Check out my final Curated Playlist of audio content about the 1978 Camp David Summit from NPR’s flagship program All Things Considered : Final Curated Playlist Digital History
This class has offered me the wonderful opportunity to create my own digital project. Inspired by the work I was completing for my Public History Practicum course with National Public Radio, I decided to create a fun digital component to accompany the project. At first I set out to create a Story Map that infused audio with a map of the Middle East and interpretive content. When my practicum group decided to make this tool the center of our project, I had to change gears.
In the context of the larger project, NPR was searching for ways to present archival audio content from All Things Considered on their website for students working on projects for National History Day. After evaluating feedback from my project partner Julie Rodgers, a public historian working with the Research, Archives, and Data (RAD) team at NPR, I set out to create a playlist filled with curated audio files and short interpretive descriptions to provide background and context for the 1978 Camp David Summit.
There was one huge restriction to meeting this goal for NPR. Since the program All Things Considered conducted numerous radio interviews with outside reporters and news organizations like the BBC, much of their radio content is restricted from the public. In order to work around any clips from the BBC and new stories unrelated to the Camp David Accords, I had to edit the audio. To do this I used Audacity. I have used this program before, so it was pretty easy to cut down the clips and get them saved. All audio chosen had to be cleared by NPR before it was available for use. I am actually still waiting to hear back about a few of the clips.
After choosing the audio, I had to figure out the best way to create the playlist. Inspired by a similar playlist format used by the FDR Presidential Library and Museum, I enlisted the help of my classmate and group member, Josh Zampetti, to help me code a simple playlist. He created a basic outline for me using html. Once I had this outline, I was able to use the code editor, Brackets, to edit the playlist and insert interpretive content.
Using the code turned out to be my favorite and most rewarding part of the whole project. This was very surprising because I have always said I would never touch code. It was actually really intuitive and understandable once I had the basic outline in front of me. I discovered that all I needed was a little help from google to get everything ready. It was really cool to move beyond my “screen essentialism” and understand what goes into creating the words and patterns on my screen. Hopefully, this new skill will come in handy moving forward and I may try out some tutorials in Python someday!
The main difference between my draft project and my final version is the interpretive text. I attempted to incorporate principles from Beverly Serrell’s Exhibit Labels to produce a clean interpretive product. Using these principles I refined my word choice to make descriptions easy for students in grades 8-12 to understand. My text provides a clear description of the audio but doesn’t give too much away. I hope that students will be interested by the descriptions and listen to the audio to learn more.
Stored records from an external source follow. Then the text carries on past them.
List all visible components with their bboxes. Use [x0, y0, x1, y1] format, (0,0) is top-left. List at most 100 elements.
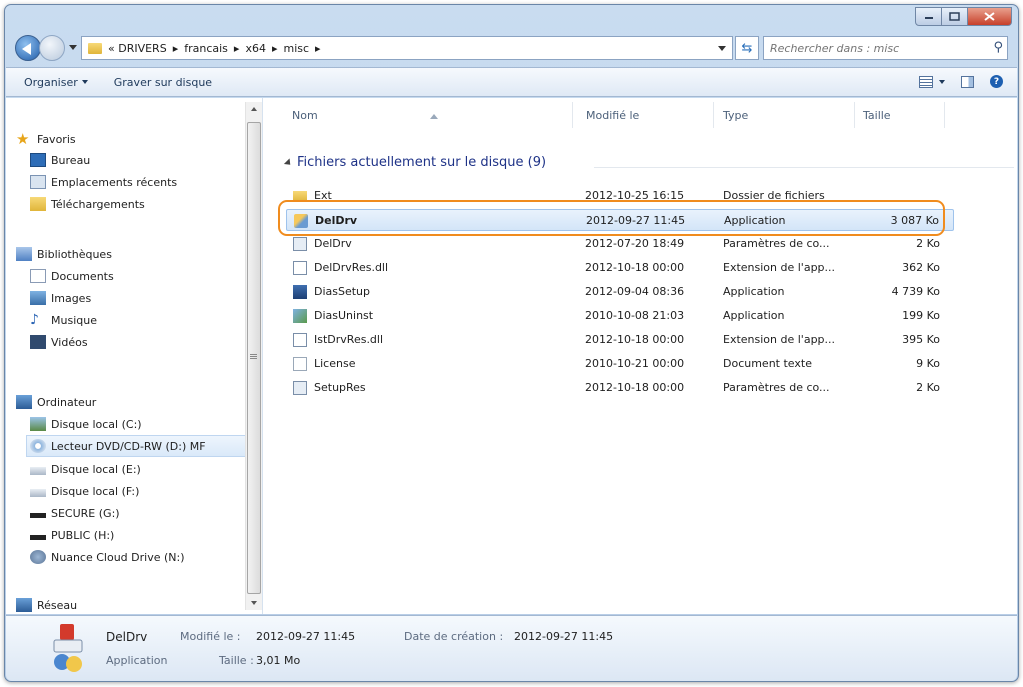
file-type: Application [723, 309, 785, 322]
minimize-button[interactable] [915, 7, 942, 26]
forward-button[interactable] [39, 35, 65, 61]
application-large-icon [53, 624, 83, 672]
crumb-separator-icon: ▸ [271, 41, 278, 55]
file-modified: 2010-10-21 00:00 [585, 357, 685, 370]
nav-item-recent[interactable]: Emplacements récents [30, 171, 177, 193]
nav-network[interactable]: Réseau [16, 594, 77, 614]
nav-item-dvd-drive[interactable]: Lecteur DVD/CD-RW (D:) MF [26, 435, 262, 457]
search-input[interactable] [764, 37, 974, 59]
nav-favorites[interactable]: ★ Favoris [16, 128, 76, 150]
nav-item-music[interactable]: ♪ Musique [30, 309, 97, 331]
crumb-x64[interactable]: x64 [245, 42, 266, 55]
scroll-up-icon[interactable] [251, 107, 257, 111]
file-size: 395 Ko [902, 333, 940, 346]
details-pane: DelDrv Application Modifié le : 2012-09-… [6, 615, 1017, 681]
column-header-name[interactable]: Nom [292, 98, 318, 132]
navigation-scrollbar[interactable] [245, 102, 262, 610]
group-divider [594, 167, 1014, 168]
column-divider[interactable] [572, 102, 573, 128]
crumb-separator-icon: ▸ [233, 41, 240, 55]
drive-icon [30, 466, 46, 475]
nav-item-label: Musique [51, 313, 97, 327]
maximize-icon [949, 12, 960, 21]
preview-pane-button[interactable] [961, 75, 974, 88]
network-icon [16, 598, 32, 612]
nav-libraries[interactable]: Bibliothèques [16, 243, 112, 265]
column-header-size[interactable]: Taille [863, 98, 891, 132]
column-divider[interactable] [854, 102, 855, 128]
file-name: IstDrvRes.dll [314, 333, 384, 346]
search-box: ⚲ [763, 36, 1008, 60]
file-list: Nom Modifié le Type Taille Fichiers actu… [264, 98, 1017, 614]
nav-item-downloads[interactable]: Téléchargements [30, 193, 145, 215]
back-button[interactable] [15, 35, 41, 61]
nav-item-images[interactable]: Images [30, 287, 91, 309]
burn-disc-button[interactable]: Graver sur disque [114, 76, 212, 89]
help-icon[interactable]: ? [990, 75, 1003, 88]
dvd-drive-icon [30, 439, 46, 453]
column-header-type[interactable]: Type [723, 98, 748, 132]
burn-disc-label: Graver sur disque [113, 75, 213, 89]
file-row[interactable]: IstDrvRes.dll 2012-10-18 00:00 Extension… [286, 329, 954, 351]
search-icon[interactable]: ⚲ [993, 40, 1003, 55]
nav-item-documents[interactable]: Documents [30, 265, 114, 287]
file-row[interactable]: SetupRes 2012-10-18 00:00 Paramètres de … [286, 377, 954, 399]
file-modified: 2012-07-20 18:49 [585, 237, 685, 250]
file-row[interactable]: DiasSetup 2012-09-04 08:36 Application 4… [286, 281, 954, 303]
file-row[interactable]: License 2010-10-21 00:00 Document texte … [286, 353, 954, 375]
scroll-grip-icon [250, 354, 257, 360]
settings-file-icon [293, 381, 307, 395]
file-type: Paramètres de co... [723, 381, 830, 394]
file-size: 2 Ko [916, 381, 940, 394]
nav-item-label: Bureau [51, 153, 91, 167]
computer-icon [16, 395, 32, 409]
file-modified: 2012-10-18 00:00 [585, 333, 685, 346]
group-header[interactable]: Fichiers actuellement sur le disque (9) [283, 155, 546, 170]
close-button[interactable] [968, 7, 1012, 26]
history-dropdown-icon[interactable] [69, 45, 77, 50]
navigation-pane: ★ Favoris Bureau Emplacements récents Tél… [6, 98, 263, 614]
details-file-name: DelDrv [106, 630, 148, 644]
view-options-button[interactable] [919, 75, 945, 88]
nav-favorites-label: Favoris [37, 132, 76, 146]
address-row: « DRIVERS ▸ francais ▸ x64 ▸ misc ▸ ⇆ ⚲ [15, 33, 1008, 65]
nav-item-drive-f[interactable]: Disque local (F:) [30, 480, 139, 502]
column-header-modified[interactable]: Modifié le [586, 98, 639, 132]
file-modified: 2010-10-08 21:03 [585, 309, 685, 322]
organize-button[interactable]: Organiser [24, 76, 88, 89]
nav-item-drive-n[interactable]: Nuance Cloud Drive (N:) [30, 546, 184, 568]
nav-item-label: Disque local (F:) [51, 484, 140, 498]
recent-places-icon [30, 175, 46, 189]
details-created-value: 2012-09-27 11:45 [514, 630, 614, 643]
chevron-down-icon [939, 79, 945, 84]
settings-file-icon [293, 237, 307, 251]
nav-item-drive-e[interactable]: Disque local (E:) [30, 458, 141, 480]
nav-computer[interactable]: Ordinateur [16, 391, 96, 413]
crumb-drivers[interactable]: « DRIVERS [108, 42, 167, 55]
breadcrumb: « DRIVERS ▸ francais ▸ x64 ▸ misc ▸ [88, 42, 321, 55]
details-size-label: Taille : [219, 654, 254, 667]
nav-item-drive-g[interactable]: SECURE (G:) [30, 502, 120, 524]
scroll-down-icon[interactable] [251, 601, 257, 605]
address-bar[interactable]: « DRIVERS ▸ francais ▸ x64 ▸ misc ▸ [81, 36, 733, 60]
file-modified: 2012-10-18 00:00 [585, 261, 685, 274]
nav-item-videos[interactable]: Vidéos [30, 331, 88, 353]
file-row[interactable]: DiasUninst 2010-10-08 21:03 Application … [286, 305, 954, 327]
column-divider[interactable] [944, 102, 945, 128]
details-modified-label: Modifié le : [180, 630, 241, 643]
crumb-francais[interactable]: francais [184, 42, 228, 55]
nav-item-drive-c[interactable]: Disque local (C:) [30, 413, 142, 435]
sort-arrow-icon [430, 114, 438, 119]
nav-item-desktop[interactable]: Bureau [30, 149, 90, 171]
file-row[interactable]: DelDrv 2012-07-20 18:49 Paramètres de co… [286, 233, 954, 255]
refresh-button[interactable]: ⇆ [735, 36, 759, 60]
address-dropdown-icon[interactable] [718, 46, 726, 51]
column-divider[interactable] [713, 102, 714, 128]
maximize-button[interactable] [942, 7, 968, 26]
nav-item-drive-h[interactable]: PUBLIC (H:) [30, 524, 114, 546]
organize-label: Organiser [24, 75, 78, 89]
file-row[interactable]: DelDrvRes.dll 2012-10-18 00:00 Extension… [286, 257, 954, 279]
crumb-misc[interactable]: misc [283, 42, 309, 55]
crumb-separator-icon: ▸ [172, 41, 179, 55]
chevron-down-icon [81, 80, 88, 84]
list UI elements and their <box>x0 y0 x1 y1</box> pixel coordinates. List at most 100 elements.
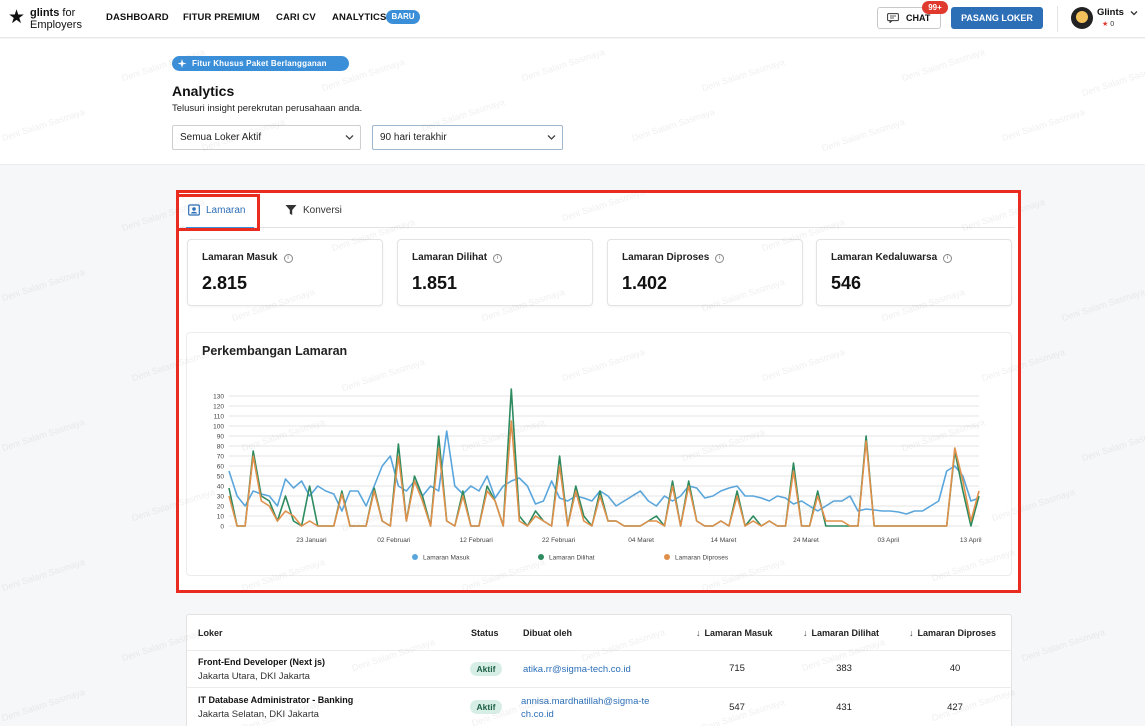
viewed-count: 431 <box>836 702 852 713</box>
watermark-text: Deni Salam Sasmaya <box>0 556 86 594</box>
y-tick-label: 10 <box>217 514 225 521</box>
funnel-icon <box>285 205 297 215</box>
col-header-job: Loker <box>198 628 223 638</box>
page-subtitle: Telusuri insight perekrutan perusahaan a… <box>172 103 363 114</box>
x-tick-label: 02 Februari <box>377 537 410 544</box>
watermark-text: Deni Salam Sasmaya <box>1060 286 1145 324</box>
x-tick-label: 24 Maret <box>793 537 819 544</box>
x-tick-label: 23 Januari <box>296 537 326 544</box>
user-points: ★ 0 <box>1102 21 1115 28</box>
job-location: Jakarta Selatan, DKI Jakarta <box>198 709 319 720</box>
y-tick-label: 40 <box>217 484 225 491</box>
top-navigation: ★ glints for Employers DASHBOARD FITUR PR… <box>0 0 1145 38</box>
nav-analytics[interactable]: ANALYTICS <box>332 12 386 23</box>
y-tick-label: 20 <box>217 504 225 511</box>
y-tick-label: 50 <box>217 474 225 481</box>
page-title: Analytics <box>172 83 235 99</box>
col-header-viewed[interactable]: ↓ Lamaran Dilihat <box>803 628 879 638</box>
info-icon[interactable]: i <box>493 254 503 263</box>
chevron-down-icon[interactable] <box>1130 9 1138 17</box>
info-icon[interactable]: i <box>715 254 725 263</box>
x-tick-label: 04 Maret <box>628 537 654 544</box>
chat-bubble-icon <box>887 13 899 23</box>
sort-arrow-icon: ↓ <box>803 628 808 638</box>
y-tick-label: 100 <box>213 424 224 431</box>
info-icon[interactable]: i <box>283 254 293 263</box>
row-divider <box>187 650 1011 651</box>
analytics-tabs: Lamaran Konversi <box>180 196 1015 229</box>
stat-card-lamaran-diproses: Lamaran Diproses i 1.402 <box>607 239 803 306</box>
y-tick-label: 110 <box>214 414 225 421</box>
sort-arrow-icon: ↓ <box>909 628 914 638</box>
stat-card-lamaran-masuk: Lamaran Masuk i 2.815 <box>187 239 383 306</box>
avatar[interactable] <box>1071 7 1093 29</box>
glints-logo[interactable]: ★ glints for Employers <box>8 5 88 33</box>
y-tick-label: 130 <box>213 394 224 401</box>
legend-label: Lamaran Dilihat <box>549 555 595 562</box>
stat-value: 2.815 <box>202 273 248 293</box>
status-badge: Aktif <box>470 700 502 714</box>
chat-label: CHAT <box>906 13 931 23</box>
watermark-text: Deni Salam Sasmaya <box>0 686 86 724</box>
processed-count: 40 <box>949 663 961 674</box>
tab-lamaran[interactable]: Lamaran <box>186 204 254 229</box>
y-tick-label: 80 <box>217 444 225 451</box>
y-tick-label: 0 <box>220 524 224 531</box>
legend-marker <box>538 554 544 560</box>
period-filter-select[interactable]: 90 hari terakhir <box>372 125 563 150</box>
star-icon: ★ <box>1102 21 1109 28</box>
info-icon[interactable]: i <box>943 254 953 263</box>
line-chart: 0 10 20 30 40 50 60 70 80 90 100 110 120 130 23 Januar… <box>213 388 982 562</box>
job-title[interactable]: Front-End Developer (Next js) <box>198 657 325 667</box>
jobs-table: Loker Status Dibuat oleh ↓ Lamaran Masuk … <box>186 614 1012 726</box>
sparkle-icon <box>178 59 187 68</box>
status-badge: Aktif <box>470 662 502 676</box>
user-name[interactable]: Glints <box>1097 7 1124 18</box>
nav-cari-cv[interactable]: CARI CV <box>276 12 316 23</box>
nav-divider <box>1057 6 1058 32</box>
x-tick-label: 13 April <box>960 537 982 544</box>
chevron-down-icon <box>345 135 354 140</box>
job-location: Jakarta Utara, DKI Jakarta <box>198 671 310 682</box>
stat-value: 1.851 <box>412 273 458 293</box>
stat-value: 1.402 <box>622 273 668 293</box>
creator-email-link[interactable]: annisa.mardhatillah@sigma-tech.co.id <box>521 695 651 721</box>
legend-label: Lamaran Diproses <box>675 555 729 562</box>
col-header-status: Status <box>471 628 499 638</box>
processed-count: 427 <box>947 702 963 713</box>
nav-fitur-premium[interactable]: FITUR PREMIUM <box>183 12 260 23</box>
y-tick-label: 120 <box>213 404 224 411</box>
watermark-text: Deni Salam Sasmaya <box>0 416 86 454</box>
job-title[interactable]: IT Database Administrator - Banking <box>198 695 353 705</box>
received-count: 715 <box>729 663 745 674</box>
x-tick-label: 12 Februari <box>460 537 493 544</box>
sort-arrow-icon: ↓ <box>696 628 701 638</box>
applicant-card-icon <box>188 204 200 216</box>
job-filter-select[interactable]: Semua Loker Aktif <box>172 125 361 150</box>
row-divider <box>187 687 1011 688</box>
subscription-feature-pill: Fitur Khusus Paket Berlangganan <box>172 56 349 71</box>
chat-count-badge: 99+ <box>922 1 948 14</box>
chart-card: Perkembangan Lamaran 0 10 20 30 40 50 60 70 80 90… <box>186 332 1012 576</box>
watermark-text: Deni Salam Sasmaya <box>1020 626 1106 664</box>
y-tick-label: 30 <box>217 494 225 501</box>
stat-card-lamaran-kedaluwarsa: Lamaran Kedaluwarsa i 546 <box>816 239 1012 306</box>
stat-card-lamaran-dilihat: Lamaran Dilihat i 1.851 <box>397 239 593 306</box>
chevron-down-icon <box>547 135 556 140</box>
col-header-created-by: Dibuat oleh <box>523 628 572 638</box>
nav-dashboard[interactable]: DASHBOARD <box>106 12 169 23</box>
legend-label: Lamaran Masuk <box>423 555 470 562</box>
tab-konversi[interactable]: Konversi <box>283 204 363 226</box>
post-job-button[interactable]: PASANG LOKER <box>951 7 1043 29</box>
watermark-text: Deni Salam Sasmaya <box>1080 426 1145 464</box>
legend-marker <box>664 554 670 560</box>
creator-email-link[interactable]: atika.rr@sigma-tech.co.id <box>523 663 631 676</box>
col-header-received[interactable]: ↓ Lamaran Masuk <box>696 628 773 638</box>
active-tab-indicator <box>186 227 254 229</box>
watermark-text: Deni Salam Sasmaya <box>0 266 86 304</box>
star-icon: ★ <box>8 7 26 28</box>
x-tick-label: 03 April <box>877 537 899 544</box>
col-header-processed[interactable]: ↓ Lamaran Diproses <box>909 628 996 638</box>
y-tick-label: 90 <box>217 434 225 441</box>
received-count: 547 <box>729 702 745 713</box>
I hope that the presentation of this audio in a playlist format with downloadable links will encourage students to consider incorporating audio into their own projects for National History Day. Audio is an underutilized primary source, and it should become more accessible to students, teachers, and historians alike.
This playlist will be attached to a larger project called Breaking the Sound Barrier: Interpreting Audio for National History Day. My group will present this information in a poster session for Public History Day at AU on Monday, April 30, 2018. It starts at 4pm if anyone is interested in taking a look. My group will also be taking this project to NPR headquarters on May 9, 2018 to present to their RAD division. We hope that they will use our suggestions as they plan for next years National History Day.